Servers… Both a joy and a pain. This week my server has just been a pain though… What should’ve been a relaxing night with some easy peasy hard drive replacements quickly turned into hours of downtime and lots of yelling and screaming :(
During my holiday stay (at Tropical Islands in Germany, pictures can be found here), I decided I’d replace the last 3 500 GB drives in my server array (don’t ask me why I was thinking about my server on holiday). So, as soon as I got home, I decided to look around and order some of those beautiful WD Red drives. I considered upgrading my parity drive as well, but I’d have to buy 3 TB models and that seemed like more of a hassle than I was willing to take on at the moment. (I should have.)
So, the drives arrived, I ran a quick benchmark followed by a quick drive test and all seemed fine with the first drive. At this point, I decide to open up the server and replace the first 500 GB hard drive. After a lot of gymnastics (trying to read drive labels while the drives are in the drive bays) I finally figured out which drive I should replace and I went to work on that drive. I was careful not to touch any of the other cables to avoid accidentally unplugging them and I thought I had done a good job. I remember thinking: “Drive replaced, cables still connected, not much hassle so far. Let’s turn it on”. And so I did.

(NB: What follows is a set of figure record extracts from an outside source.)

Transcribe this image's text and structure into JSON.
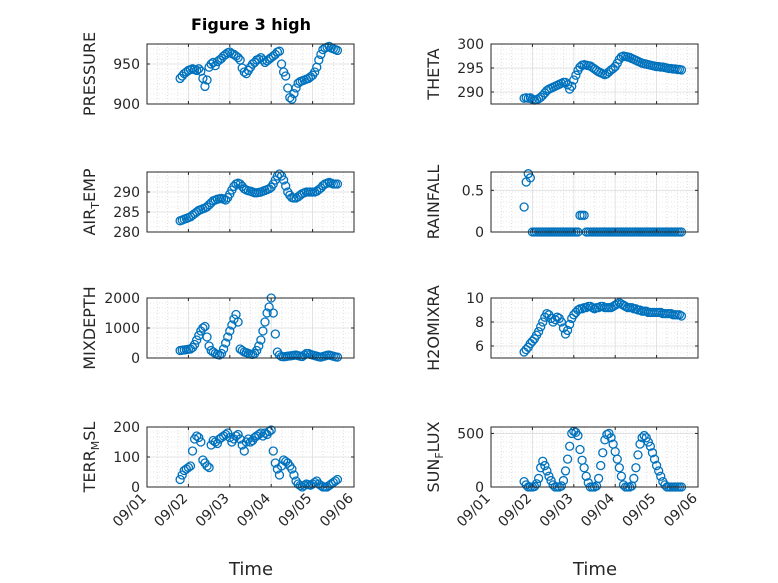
{
  "figure": {
    "title": "Figure 3 high"
  },
  "chart_data": [
    {
      "type": "scatter",
      "ylabel": "PRESSURE",
      "title": "Figure 3 high",
      "ylim": [
        900,
        975
      ],
      "yticks": [
        900,
        950
      ],
      "xlim": [
        0,
        5
      ],
      "xticks": [
        "09/01",
        "09/02",
        "09/03",
        "09/04",
        "09/05",
        "09/06"
      ],
      "x": [
        0.8,
        0.85,
        0.9,
        0.95,
        1.0,
        1.05,
        1.1,
        1.15,
        1.2,
        1.25,
        1.3,
        1.35,
        1.4,
        1.45,
        1.5,
        1.55,
        1.6,
        1.65,
        1.7,
        1.75,
        1.8,
        1.85,
        1.9,
        1.95,
        2.0,
        2.05,
        2.1,
        2.15,
        2.2,
        2.25,
        2.3,
        2.35,
        2.4,
        2.45,
        2.5,
        2.55,
        2.6,
        2.65,
        2.7,
        2.75,
        2.8,
        2.85,
        2.9,
        2.95,
        3.0,
        3.05,
        3.1,
        3.15,
        3.2,
        3.25,
        3.3,
        3.35,
        3.4,
        3.45,
        3.5,
        3.55,
        3.6,
        3.65,
        3.7,
        3.75,
        3.8,
        3.85,
        3.9,
        3.95,
        4.0,
        4.05,
        4.1,
        4.15,
        4.2,
        4.25,
        4.3,
        4.35,
        4.4,
        4.45,
        4.5,
        4.55,
        4.6
      ],
      "y": [
        932,
        935,
        938,
        940,
        942,
        943,
        944,
        943,
        942,
        944,
        941,
        932,
        922,
        930,
        946,
        950,
        952,
        948,
        953,
        955,
        957,
        960,
        962,
        964,
        965,
        963,
        962,
        960,
        958,
        955,
        945,
        940,
        938,
        942,
        946,
        950,
        952,
        955,
        956,
        958,
        955,
        952,
        954,
        956,
        958,
        960,
        962,
        965,
        966,
        950,
        940,
        935,
        920,
        908,
        906,
        913,
        920,
        926,
        928,
        929,
        930,
        931,
        932,
        934,
        936,
        940,
        946,
        955,
        962,
        968,
        970,
        971,
        972,
        970,
        969,
        968,
        967
      ]
    },
    {
      "type": "scatter",
      "ylabel": "THETA",
      "ylim": [
        287.5,
        300
      ],
      "yticks": [
        290,
        295,
        300
      ],
      "xlim": [
        0,
        5
      ],
      "xticks": [
        "09/01",
        "09/02",
        "09/03",
        "09/04",
        "09/05",
        "09/06"
      ],
      "x": [
        0.8,
        0.85,
        0.9,
        0.95,
        1.0,
        1.05,
        1.1,
        1.15,
        1.2,
        1.25,
        1.3,
        1.35,
        1.4,
        1.45,
        1.5,
        1.55,
        1.6,
        1.65,
        1.7,
        1.75,
        1.8,
        1.85,
        1.9,
        1.95,
        2.0,
        2.05,
        2.1,
        2.15,
        2.2,
        2.25,
        2.3,
        2.35,
        2.4,
        2.45,
        2.5,
        2.55,
        2.6,
        2.65,
        2.7,
        2.75,
        2.8,
        2.85,
        2.9,
        2.95,
        3.0,
        3.05,
        3.1,
        3.15,
        3.2,
        3.25,
        3.3,
        3.35,
        3.4,
        3.45,
        3.5,
        3.55,
        3.6,
        3.65,
        3.7,
        3.75,
        3.8,
        3.85,
        3.9,
        3.95,
        4.0,
        4.05,
        4.1,
        4.15,
        4.2,
        4.25,
        4.3,
        4.35,
        4.4,
        4.45,
        4.5,
        4.55,
        4.6
      ],
      "y": [
        288.7,
        288.8,
        288.7,
        288.8,
        288.5,
        288.3,
        288.4,
        288.6,
        288.9,
        289.3,
        289.8,
        290.3,
        290.6,
        290.8,
        291.0,
        291.2,
        291.4,
        291.6,
        291.8,
        292.0,
        292.0,
        291.5,
        290.6,
        291.2,
        292.5,
        293.5,
        294.5,
        295.2,
        295.6,
        295.7,
        295.6,
        295.5,
        295.4,
        295.1,
        294.8,
        294.5,
        294.2,
        294.0,
        293.8,
        293.6,
        293.8,
        294.2,
        294.6,
        294.9,
        295.3,
        296.0,
        296.8,
        297.3,
        297.5,
        297.4,
        297.3,
        297.2,
        297.0,
        296.8,
        296.6,
        296.4,
        296.2,
        296.0,
        295.9,
        295.8,
        295.7,
        295.6,
        295.5,
        295.4,
        295.3,
        295.3,
        295.2,
        295.2,
        295.1,
        295.0,
        294.9,
        294.9,
        294.8,
        294.8,
        294.7,
        294.7,
        294.6
      ]
    },
    {
      "type": "scatter",
      "ylabel": "AIR_TEMP",
      "ylabel_parts": [
        "AIR",
        "T",
        "EMP"
      ],
      "ylim": [
        280,
        295
      ],
      "yticks": [
        280,
        285,
        290
      ],
      "xlim": [
        0,
        5
      ],
      "xticks": [
        "09/01",
        "09/02",
        "09/03",
        "09/04",
        "09/05",
        "09/06"
      ],
      "x": [
        0.8,
        0.85,
        0.9,
        0.95,
        1.0,
        1.05,
        1.1,
        1.15,
        1.2,
        1.25,
        1.3,
        1.35,
        1.4,
        1.45,
        1.5,
        1.55,
        1.6,
        1.65,
        1.7,
        1.75,
        1.8,
        1.85,
        1.9,
        1.95,
        2.0,
        2.05,
        2.1,
        2.15,
        2.2,
        2.25,
        2.3,
        2.35,
        2.4,
        2.45,
        2.5,
        2.55,
        2.6,
        2.65,
        2.7,
        2.75,
        2.8,
        2.85,
        2.9,
        2.95,
        3.0,
        3.05,
        3.1,
        3.15,
        3.2,
        3.25,
        3.3,
        3.35,
        3.4,
        3.45,
        3.5,
        3.55,
        3.6,
        3.65,
        3.7,
        3.75,
        3.8,
        3.85,
        3.9,
        3.95,
        4.0,
        4.05,
        4.1,
        4.15,
        4.2,
        4.25,
        4.3,
        4.35,
        4.4,
        4.45,
        4.5,
        4.55,
        4.6
      ],
      "y": [
        282.8,
        283.0,
        283.2,
        283.4,
        283.6,
        283.8,
        284.2,
        284.6,
        285.0,
        285.4,
        285.6,
        285.8,
        286.0,
        286.3,
        286.8,
        287.3,
        287.8,
        288.0,
        288.2,
        288.3,
        288.4,
        288.2,
        288.0,
        288.6,
        289.5,
        290.5,
        291.4,
        292.0,
        292.2,
        292.0,
        291.4,
        290.8,
        290.5,
        290.3,
        290.2,
        290.0,
        289.8,
        289.8,
        289.9,
        290.0,
        290.2,
        290.4,
        290.6,
        290.8,
        291.2,
        292.0,
        293.0,
        294.0,
        294.5,
        294.0,
        293.0,
        291.5,
        290.0,
        289.2,
        288.6,
        288.5,
        288.5,
        288.8,
        289.2,
        289.6,
        289.8,
        290.0,
        290.0,
        290.0,
        290.0,
        290.0,
        290.2,
        290.6,
        291.0,
        291.6,
        292.0,
        292.2,
        292.4,
        292.2,
        292.0,
        292.0,
        292.0
      ]
    },
    {
      "type": "scatter",
      "ylabel": "RAINFALL",
      "ylim": [
        0,
        0.72
      ],
      "yticks": [
        0,
        0.5
      ],
      "xlim": [
        0,
        5
      ],
      "xticks": [
        "09/01",
        "09/02",
        "09/03",
        "09/04",
        "09/05",
        "09/06"
      ],
      "x": [
        0.8,
        0.85,
        0.9,
        0.95,
        1.0,
        1.05,
        1.1,
        1.15,
        1.2,
        1.25,
        1.3,
        1.35,
        1.4,
        1.45,
        1.5,
        1.55,
        1.6,
        1.65,
        1.7,
        1.75,
        1.8,
        1.85,
        1.9,
        1.95,
        2.0,
        2.05,
        2.1,
        2.15,
        2.2,
        2.25,
        2.3,
        2.35,
        2.4,
        2.45,
        2.5,
        2.55,
        2.6,
        2.65,
        2.7,
        2.75,
        2.8,
        2.85,
        2.9,
        2.95,
        3.0,
        3.05,
        3.1,
        3.15,
        3.2,
        3.25,
        3.3,
        3.35,
        3.4,
        3.45,
        3.5,
        3.55,
        3.6,
        3.65,
        3.7,
        3.75,
        3.8,
        3.85,
        3.9,
        3.95,
        4.0,
        4.05,
        4.1,
        4.15,
        4.2,
        4.25,
        4.3,
        4.35,
        4.4,
        4.45,
        4.5,
        4.55,
        4.6
      ],
      "y": [
        0.3,
        0.6,
        0.7,
        0.65,
        0,
        0,
        0,
        0,
        0,
        0,
        0,
        0,
        0,
        0,
        0,
        0,
        0,
        0,
        0,
        0,
        0,
        0,
        0,
        0,
        0,
        0,
        0,
        0.2,
        0.2,
        0.2,
        0,
        0,
        0,
        0,
        0,
        0,
        0,
        0,
        0,
        0,
        0,
        0,
        0,
        0,
        0,
        0,
        0,
        0,
        0,
        0,
        0,
        0,
        0,
        0,
        0,
        0,
        0,
        0,
        0,
        0,
        0,
        0,
        0,
        0,
        0,
        0,
        0,
        0,
        0,
        0,
        0,
        0,
        0,
        0,
        0,
        0,
        0
      ]
    },
    {
      "type": "scatter",
      "ylabel": "MIXDEPTH",
      "ylim": [
        0,
        2000
      ],
      "yticks": [
        0,
        1000,
        2000
      ],
      "xlim": [
        0,
        5
      ],
      "xticks": [
        "09/01",
        "09/02",
        "09/03",
        "09/04",
        "09/05",
        "09/06"
      ],
      "x": [
        0.8,
        0.85,
        0.9,
        0.95,
        1.0,
        1.05,
        1.1,
        1.15,
        1.2,
        1.25,
        1.3,
        1.35,
        1.4,
        1.45,
        1.5,
        1.55,
        1.6,
        1.65,
        1.7,
        1.75,
        1.8,
        1.85,
        1.9,
        1.95,
        2.0,
        2.05,
        2.1,
        2.15,
        2.2,
        2.25,
        2.3,
        2.35,
        2.4,
        2.45,
        2.5,
        2.55,
        2.6,
        2.65,
        2.7,
        2.75,
        2.8,
        2.85,
        2.9,
        2.95,
        3.0,
        3.05,
        3.1,
        3.15,
        3.2,
        3.25,
        3.3,
        3.35,
        3.4,
        3.45,
        3.5,
        3.55,
        3.6,
        3.65,
        3.7,
        3.75,
        3.8,
        3.85,
        3.9,
        3.95,
        4.0,
        4.05,
        4.1,
        4.15,
        4.2,
        4.25,
        4.3,
        4.35,
        4.4,
        4.45,
        4.5,
        4.55,
        4.6
      ],
      "y": [
        250,
        260,
        270,
        280,
        290,
        300,
        350,
        450,
        600,
        750,
        900,
        1000,
        1050,
        700,
        400,
        250,
        200,
        150,
        120,
        100,
        150,
        300,
        500,
        700,
        900,
        1100,
        1300,
        1450,
        1200,
        300,
        250,
        200,
        180,
        150,
        130,
        120,
        150,
        250,
        400,
        600,
        900,
        1200,
        1500,
        1700,
        2000,
        1500,
        800,
        200,
        100,
        50,
        40,
        50,
        60,
        70,
        80,
        90,
        100,
        80,
        60,
        50,
        100,
        150,
        150,
        120,
        100,
        80,
        60,
        40,
        30,
        50,
        70,
        90,
        100,
        80,
        60,
        40,
        30
      ]
    },
    {
      "type": "scatter",
      "ylabel": "H2OMIXRA",
      "ylim": [
        5,
        10
      ],
      "yticks": [
        6,
        8,
        10
      ],
      "xlim": [
        0,
        5
      ],
      "xticks": [
        "09/01",
        "09/02",
        "09/03",
        "09/04",
        "09/05",
        "09/06"
      ],
      "x": [
        0.8,
        0.85,
        0.9,
        0.95,
        1.0,
        1.05,
        1.1,
        1.15,
        1.2,
        1.25,
        1.3,
        1.35,
        1.4,
        1.45,
        1.5,
        1.55,
        1.6,
        1.65,
        1.7,
        1.75,
        1.8,
        1.85,
        1.9,
        1.95,
        2.0,
        2.05,
        2.1,
        2.15,
        2.2,
        2.25,
        2.3,
        2.35,
        2.4,
        2.45,
        2.5,
        2.55,
        2.6,
        2.65,
        2.7,
        2.75,
        2.8,
        2.85,
        2.9,
        2.95,
        3.0,
        3.05,
        3.1,
        3.15,
        3.2,
        3.25,
        3.3,
        3.35,
        3.4,
        3.45,
        3.5,
        3.55,
        3.6,
        3.65,
        3.7,
        3.75,
        3.8,
        3.85,
        3.9,
        3.95,
        4.0,
        4.05,
        4.1,
        4.15,
        4.2,
        4.25,
        4.3,
        4.35,
        4.4,
        4.45,
        4.5,
        4.55,
        4.6
      ],
      "y": [
        5.5,
        5.7,
        5.9,
        6.2,
        6.4,
        6.6,
        6.9,
        7.2,
        7.6,
        8.0,
        8.4,
        8.7,
        8.6,
        8.3,
        8.0,
        8.2,
        8.4,
        8.3,
        8.0,
        7.5,
        7.0,
        7.3,
        7.8,
        8.3,
        8.6,
        8.8,
        9.0,
        9.1,
        9.1,
        9.2,
        9.2,
        9.3,
        9.3,
        9.2,
        9.1,
        9.2,
        9.2,
        9.3,
        9.3,
        9.2,
        9.2,
        9.2,
        9.2,
        9.3,
        9.4,
        9.5,
        9.6,
        9.5,
        9.4,
        9.3,
        9.2,
        9.2,
        9.2,
        9.1,
        9.1,
        9.0,
        9.0,
        8.9,
        8.9,
        8.9,
        8.8,
        8.8,
        8.8,
        8.8,
        8.8,
        8.8,
        8.8,
        8.7,
        8.7,
        8.7,
        8.7,
        8.7,
        8.6,
        8.6,
        8.6,
        8.6,
        8.5
      ]
    },
    {
      "type": "scatter",
      "ylabel": "TERR_MSL",
      "ylabel_parts": [
        "TERR",
        "M",
        "SL"
      ],
      "ylim": [
        0,
        200
      ],
      "yticks": [
        0,
        100,
        200
      ],
      "xlim": [
        0,
        5
      ],
      "xticks": [
        "09/01",
        "09/02",
        "09/03",
        "09/04",
        "09/05",
        "09/06"
      ],
      "xlabel": "Time",
      "x": [
        0.8,
        0.85,
        0.9,
        0.95,
        1.0,
        1.05,
        1.1,
        1.15,
        1.2,
        1.25,
        1.3,
        1.35,
        1.4,
        1.45,
        1.5,
        1.55,
        1.6,
        1.65,
        1.7,
        1.75,
        1.8,
        1.85,
        1.9,
        1.95,
        2.0,
        2.05,
        2.1,
        2.15,
        2.2,
        2.25,
        2.3,
        2.35,
        2.4,
        2.45,
        2.5,
        2.55,
        2.6,
        2.65,
        2.7,
        2.75,
        2.8,
        2.85,
        2.9,
        2.95,
        3.0,
        3.05,
        3.1,
        3.15,
        3.2,
        3.25,
        3.3,
        3.35,
        3.4,
        3.45,
        3.5,
        3.55,
        3.6,
        3.65,
        3.7,
        3.75,
        3.8,
        3.85,
        3.9,
        3.95,
        4.0,
        4.05,
        4.1,
        4.15,
        4.2,
        4.25,
        4.3,
        4.35,
        4.4,
        4.45,
        4.5,
        4.55,
        4.6
      ],
      "y": [
        25,
        40,
        55,
        60,
        65,
        70,
        120,
        160,
        170,
        165,
        150,
        90,
        80,
        70,
        65,
        140,
        155,
        150,
        145,
        160,
        165,
        170,
        175,
        180,
        165,
        150,
        160,
        170,
        175,
        160,
        140,
        120,
        150,
        160,
        150,
        155,
        165,
        170,
        175,
        180,
        170,
        180,
        175,
        185,
        190,
        120,
        80,
        60,
        40,
        70,
        90,
        85,
        80,
        70,
        60,
        40,
        20,
        10,
        5,
        0,
        5,
        10,
        8,
        6,
        10,
        15,
        20,
        10,
        5,
        0,
        0,
        0,
        5,
        10,
        15,
        20,
        25
      ]
    },
    {
      "type": "scatter",
      "ylabel": "SUN_FLUX",
      "ylabel_parts": [
        "SUN",
        "F",
        "LUX"
      ],
      "ylim": [
        0,
        560
      ],
      "yticks": [
        0,
        500
      ],
      "xlim": [
        0,
        5
      ],
      "xticks": [
        "09/01",
        "09/02",
        "09/03",
        "09/04",
        "09/05",
        "09/06"
      ],
      "xlabel": "Time",
      "x": [
        0.8,
        0.85,
        0.9,
        0.95,
        1.0,
        1.05,
        1.1,
        1.15,
        1.2,
        1.25,
        1.3,
        1.35,
        1.4,
        1.45,
        1.5,
        1.55,
        1.6,
        1.65,
        1.7,
        1.75,
        1.8,
        1.85,
        1.9,
        1.95,
        2.0,
        2.05,
        2.1,
        2.15,
        2.2,
        2.25,
        2.3,
        2.35,
        2.4,
        2.45,
        2.5,
        2.55,
        2.6,
        2.65,
        2.7,
        2.75,
        2.8,
        2.85,
        2.9,
        2.95,
        3.0,
        3.05,
        3.1,
        3.15,
        3.2,
        3.25,
        3.3,
        3.35,
        3.4,
        3.45,
        3.5,
        3.55,
        3.6,
        3.65,
        3.7,
        3.75,
        3.8,
        3.85,
        3.9,
        3.95,
        4.0,
        4.05,
        4.1,
        4.15,
        4.2,
        4.25,
        4.3,
        4.35,
        4.4,
        4.45,
        4.5,
        4.55,
        4.6
      ],
      "y": [
        50,
        20,
        0,
        0,
        0,
        5,
        30,
        80,
        180,
        240,
        200,
        150,
        100,
        60,
        20,
        0,
        0,
        0,
        10,
        60,
        150,
        260,
        380,
        500,
        520,
        510,
        480,
        350,
        250,
        180,
        100,
        40,
        0,
        0,
        0,
        10,
        80,
        200,
        320,
        440,
        490,
        500,
        460,
        400,
        330,
        260,
        180,
        100,
        20,
        0,
        0,
        0,
        10,
        80,
        180,
        300,
        400,
        460,
        480,
        460,
        420,
        380,
        320,
        260,
        200,
        150,
        100,
        50,
        20,
        0,
        0,
        0,
        0,
        0,
        0,
        0,
        0
      ]
    }
  ]
}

My good mood was rudely interrupted by a loud beep followed by three, rapid, beeps. At first, I thought it was the regular old “fan not spinning” error (I use several ways to limit fan speed) but on further inspection, I realised that the fan was spinning just fine. Things were about to turn bad…

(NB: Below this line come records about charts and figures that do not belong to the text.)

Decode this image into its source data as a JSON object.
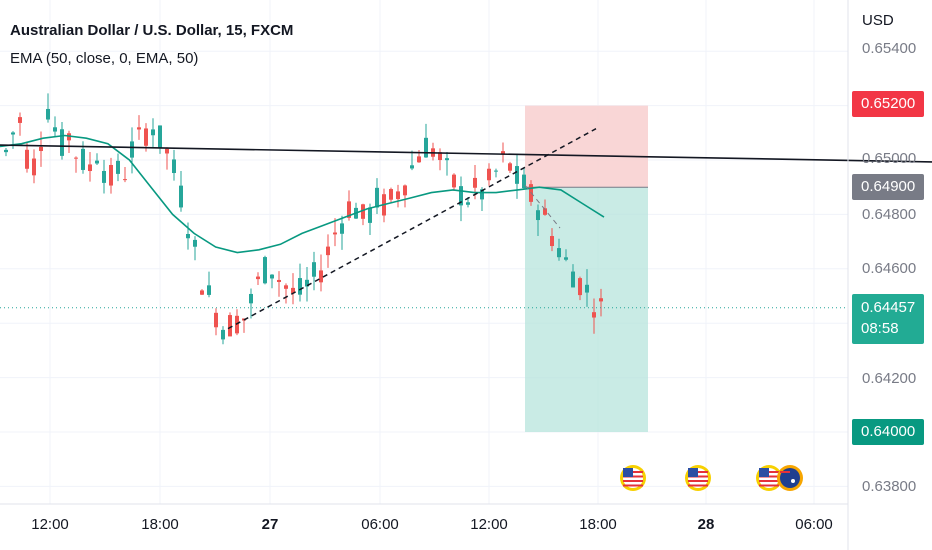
{
  "header": {
    "title": "Australian Dollar / U.S. Dollar, 15, FXCM",
    "indicator": "EMA (50, close, 0, EMA, 50)"
  },
  "price_axis": {
    "currency": "USD",
    "ticks": [
      "0.65400",
      "0.65000",
      "0.64800",
      "0.64600",
      "0.64200",
      "0.63800"
    ]
  },
  "time_axis": {
    "labels": [
      "12:00",
      "18:00",
      "27",
      "06:00",
      "12:00",
      "18:00",
      "28",
      "06:00"
    ]
  },
  "tags": {
    "stop_loss": "0.65200",
    "entry": "0.64900",
    "current_price": "0.64457",
    "countdown": "08:58",
    "take_profit": "0.64000"
  },
  "colors": {
    "up": "#26a69a",
    "down": "#ef5350",
    "ema": "#089981",
    "stop_zone": "#f8cfcf",
    "target_zone": "#b7e4dc",
    "entry_tag": "#787b86"
  },
  "chart_data": {
    "type": "candlestick",
    "symbol": "Australian Dollar / U.S. Dollar",
    "timeframe": "15",
    "source": "FXCM",
    "ylim": [
      0.6375,
      0.655
    ],
    "close_series": [
      0.6503,
      0.651,
      0.6515,
      0.6502,
      0.6498,
      0.6508,
      0.652,
      0.6512,
      0.6505,
      0.651,
      0.6503,
      0.65,
      0.6496,
      0.6504,
      0.6498,
      0.6492,
      0.6496,
      0.6494,
      0.6503,
      0.6506,
      0.651,
      0.6514,
      0.6508,
      0.6505,
      0.6498,
      0.649,
      0.648,
      0.647,
      0.6458,
      0.6452,
      0.6446,
      0.644,
      0.6438,
      0.6442,
      0.644,
      0.6445,
      0.6452,
      0.6458,
      0.6462,
      0.6458,
      0.6455,
      0.6452,
      0.645,
      0.6452,
      0.6455,
      0.6458,
      0.6462,
      0.647,
      0.6476,
      0.648,
      0.6485,
      0.648,
      0.6477,
      0.6483,
      0.6486,
      0.6482,
      0.6486,
      0.649,
      0.6494,
      0.6499,
      0.6504,
      0.6506,
      0.6503,
      0.6499,
      0.6494,
      0.649,
      0.6487,
      0.6486,
      0.6489,
      0.6488,
      0.6492,
      0.6496,
      0.65,
      0.6497,
      0.6492,
      0.649,
      0.6486,
      0.6483,
      0.6478,
      0.6472,
      0.6467,
      0.6462,
      0.6459,
      0.6455,
      0.6452,
      0.6448,
      0.6445
    ],
    "ema_50": [
      0.6505,
      0.6506,
      0.6508,
      0.6509,
      0.6508,
      0.6506,
      0.65,
      0.649,
      0.648,
      0.6473,
      0.6468,
      0.6466,
      0.6467,
      0.6469,
      0.6473,
      0.6476,
      0.6479,
      0.6482,
      0.6484,
      0.6486,
      0.6488,
      0.6489,
      0.6488,
      0.6488,
      0.6489,
      0.649,
      0.6489,
      0.6484,
      0.6479
    ],
    "trendline_resistance": [
      [
        0,
        0.65055
      ],
      [
        932,
        0.64993
      ]
    ],
    "trendline_support": [
      [
        228,
        0.6438
      ],
      [
        596,
        0.65115
      ]
    ],
    "position": {
      "type": "short",
      "entry": 0.649,
      "stop_loss": 0.652,
      "take_profit": 0.64
    },
    "current_price": 0.64457,
    "events": [
      {
        "type": "us-flag",
        "at": "≈16:00 (27th)"
      },
      {
        "type": "us-flag",
        "at": "≈21:00 (27th)"
      },
      {
        "type": "us-flag",
        "at": "≈03:00 (28th)"
      },
      {
        "type": "au-flag",
        "at": "≈04:00 (28th)"
      }
    ]
  }
}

The drive I had inserted was fine, the OS picked it up and it was performing well. One of the other drives had failed though… So I shut it back down, reconnected the old drive (the one I replaced) and replaced the failing drive with a brand new one. A parity sync is necessary at this point.. Sigh..
After replacing the “failed” drive and letting the machine run for a while I got an email from my server, emails from my server are usually bad, stating that a drive had failed. At first, I was going to dismiss it as I had just replaced one and figured the email was simply delayed. Upon closer inspection, I found out that another hard drive had failed! So I logged back into the server and inspected the problem. The new drive had failed… even though it previously passed my tests with flying colours!

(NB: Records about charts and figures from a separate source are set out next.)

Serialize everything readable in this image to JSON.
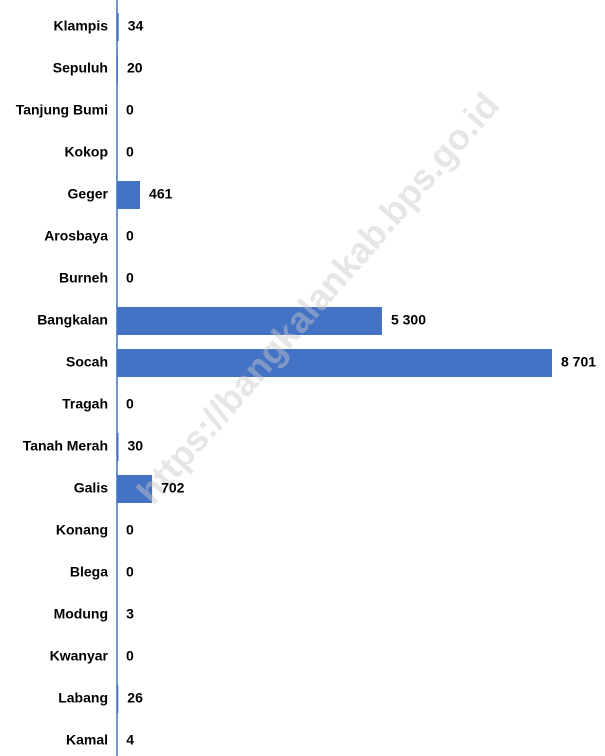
{
  "chart_data": {
    "type": "bar",
    "orientation": "horizontal",
    "categories": [
      "Klampis",
      "Sepuluh",
      "Tanjung Bumi",
      "Kokop",
      "Geger",
      "Arosbaya",
      "Burneh",
      "Bangkalan",
      "Socah",
      "Tragah",
      "Tanah Merah",
      "Galis",
      "Konang",
      "Blega",
      "Modung",
      "Kwanyar",
      "Labang",
      "Kamal"
    ],
    "values": [
      34,
      20,
      0,
      0,
      461,
      0,
      0,
      5300,
      8701,
      0,
      30,
      702,
      0,
      0,
      3,
      0,
      26,
      4
    ],
    "value_labels": [
      "34",
      "20",
      "0",
      "0",
      "461",
      "0",
      "0",
      "5 300",
      "8 701",
      "0",
      "30",
      "702",
      "0",
      "0",
      "3",
      "0",
      "26",
      "4"
    ],
    "color": "#4472c4",
    "watermark": "https://bangkalankab.bps.go.id"
  }
}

Something was up… and after countless hours of fighting with my server I finally figured it out. The SATA port on the controller was faulty. It didn’t error, it didn’t smoke, it looked fine. It even held on to the cable just fine (cause of those tiny little lips on SATA cables) so it was kinda hard to find out that the SATA port was faulty.
So, with a way to reproducibly “fail” known good drives it was just a matter of plugging the SATA cable into another port and go on with my day… or so I thought…
Little did I know that my server had used up all its SATA ports! I didn’t have a single one left! In the end, I had to go out, pay way too much for a raid card that I didn’t need and work on the server till dawn in order to fix my mistakes.
Please don’t make the same mistake… make sure you have a replacement SATA port (or raid card for that matter).
Live and Learn I guess, Live. And. Learn.